Mais la culture queer est influencée par d'autres mouvements. Face au capitalisme qui utilise l’étiquette queer pour attirer les recettes et se donner bonne conscience, la communauté se réapproprie des plateformes pour favoriser l’expression queer. Du fait des récents débats autour des têtes d’affiche de la gay pride, la création d’espace dédiées aux artistes queers devient un véritable enjeu. « Je connais tellement d’artistes LGBT+ que j’adore et qui font des choses géniales en musique, en art visuel, en design, en photographie... que je voulais simplement organiser une grande fête en leur honneur », précise Troy Sivan en revenant sur les sources d'inspiration du festival Go West Fest.

La croissance des festivals queer peut se comprendre grâce à un changement de typologie des espaces. Les minorités LGBT étant davantage intégrés, cette demande peut maintenant trouver de nouveaux moyens d’expressions. « Je pense que la demande a toujours été présente, il y a simplement plus de visibilité pour ces personnes. Pendant longtemps nous avons été occultés, nous avons donc décidé de nous créer une place nous même », résume Jamie Tagg de chez Mighty Hoopla.
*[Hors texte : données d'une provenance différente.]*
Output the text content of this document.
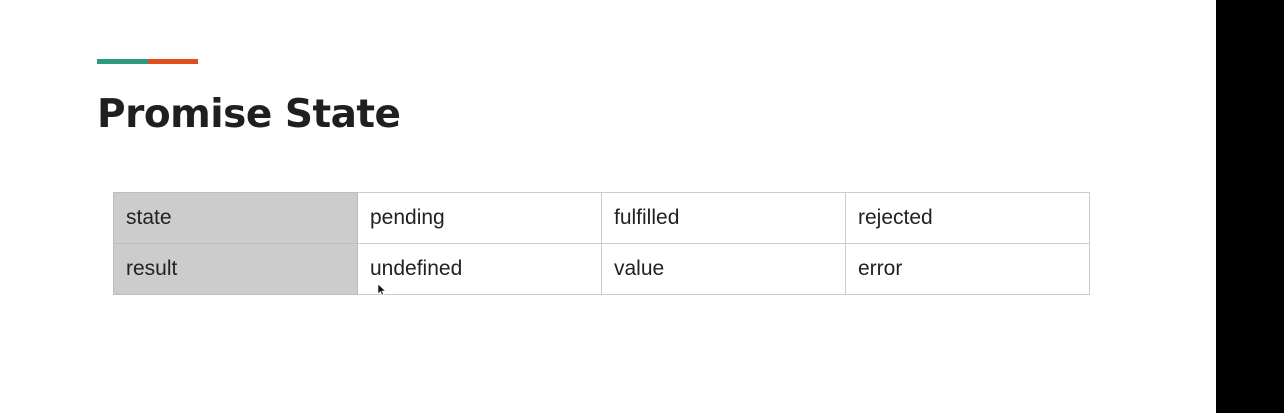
Promise State
state	pending	fulfilled	rejected
result	undefined	value	error
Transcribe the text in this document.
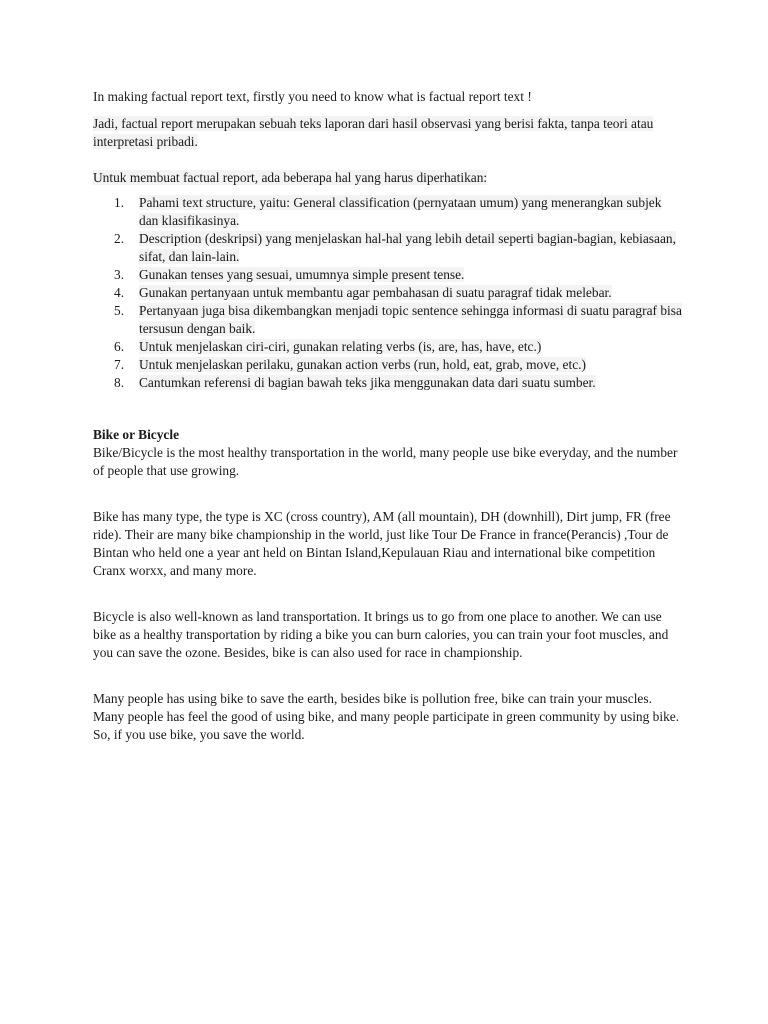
In making factual report text, firstly you need to know what is factual report text !

Jadi, factual report merupakan sebuah teks laporan dari hasil observasi yang berisi fakta, tanpa teori atau interpretasi pribadi.

Untuk membuat factual report, ada beberapa hal yang harus diperhatikan:

1. Pahami text structure, yaitu: General classification (pernyataan umum) yang menerangkan subjek dan klasifikasinya.
2. Description (deskripsi) yang menjelaskan hal-hal yang lebih detail seperti bagian-bagian, kebiasaan, sifat, dan lain-lain.
3. Gunakan tenses yang sesuai, umumnya simple present tense.
4. Gunakan pertanyaan untuk membantu agar pembahasan di suatu paragraf tidak melebar.
5. Pertanyaan juga bisa dikembangkan menjadi topic sentence sehingga informasi di suatu paragraf bisa tersusun dengan baik.
6. Untuk menjelaskan ciri-ciri, gunakan relating verbs (is, are, has, have, etc.)
7. Untuk menjelaskan perilaku, gunakan action verbs (run, hold, eat, grab, move, etc.)
8. Cantumkan referensi di bagian bawah teks jika menggunakan data dari suatu sumber.

Bike or Bicycle

Bike/Bicycle is the most healthy transportation in the world, many people use bike everyday, and the number of people that use growing.

Bike has many type, the type is XC (cross country), AM (all mountain), DH (downhill), Dirt jump, FR (free ride). Their are many bike championship in the world, just like Tour De France in france(Perancis) ,Tour de Bintan who held one a year ant held on Bintan Island,Kepulauan Riau and international bike competition Cranx worxx, and many more.

Bicycle is also well-known as land transportation. It brings us to go from one place to another. We can use bike as a healthy transportation by riding a bike you can burn calories, you can train your foot muscles, and you can save the ozone. Besides, bike is can also used for race in championship.

Many people has using bike to save the earth, besides bike is pollution free, bike can train your muscles. Many people has feel the good of using bike, and many people participate in green community by using bike. So, if you use bike, you save the world.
Et Troy Sivan de conclure: « J’espère que c’est la première édition d’une longue série de Go West Fest. J’adore l'idée de voir émerger plein de petites niches. Tout le monde a le droit de se sentir représenté et de vivre un moment de liberté avec ses amis. »

Le festival Go West Fest se déroule au Wiltern, à Los Angeles, le 6 juin. Mighty Hoopla à Brockwell Park, Londres, le 9 Juin. Whole festival à Ferropolis, Berlin, le 14 juin. Et Love Sensation a Kilmainham, Dublin, le 17 Août.